Why if $15x=-19y$ where $x$ and $y$ are integers, this means that there is an integer t such that x=-19t and y=15t. I think it has something to do with the fact that $\mathbb{Z}$ is a UFD, but I can't understand why.

Answer 1

You have Gauß'lemma (generalisation of Euclid's lemma):

If an integer $a$ divides $bc$ ($b,c\in\mathbf Z$) ans if $a$ and $b$ are coprime, then $a$ divides $c$.

Naturally, this is valid in any U.F.D.

Answer 2

You have $$15x =- 19y$$ where $x$ and $y$ are integers.

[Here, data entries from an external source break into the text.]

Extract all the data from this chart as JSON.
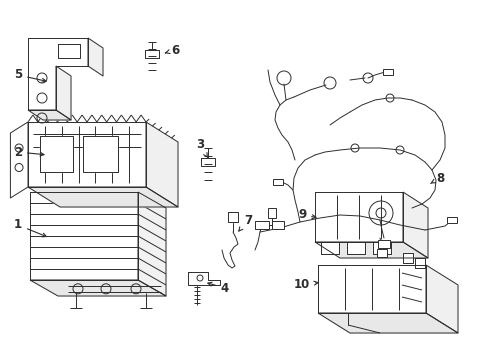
{
  "background_color": "#ffffff",
  "line_color": "#2d2d2d",
  "line_width": 0.7,
  "label_fontsize": 8.5,
  "fig_width": 4.9,
  "fig_height": 3.6,
  "dpi": 100
}
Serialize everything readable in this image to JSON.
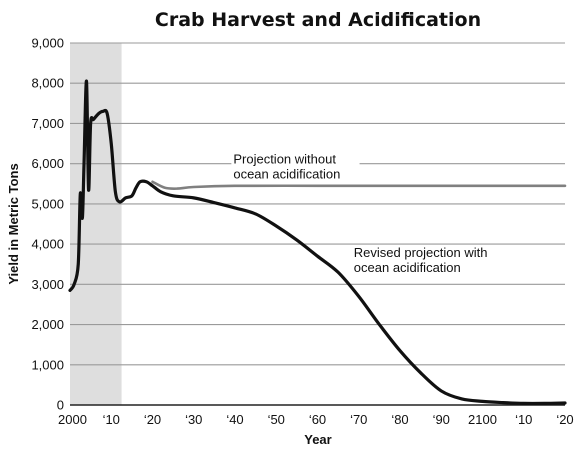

Well since $15|15x$ it has to divide $-19y$ and since $15$ and $-19$ are relatively prime, $15$ has to divide $y$.

That is $y=15t$

Now if you plug $y=15t$ in your original equation and divide both sides by $15$ you will find that $x=-19t$

Answer 3

Yes, discarding the trivial case $\,x =0\iff y=0\,$ we can write it fractionally as

$$\dfrac{x}y = \dfrac{-19\ \ }{15}\iff \begin{align} &x = -9n\\ &y =\ 15n\end{align}\ \ \text{ for some integer } n$$

This property - well known since grade school - remains true if we replace $-19/15\,$ by any other irreducible fraction. A proof follows easily from existence and uniqueness or prime factorizations (UFD) or closely related results such as Euclid's Lemma, Four Number Theorem, etc. It is sometimes called unique fractionization. See this answer for further discussion.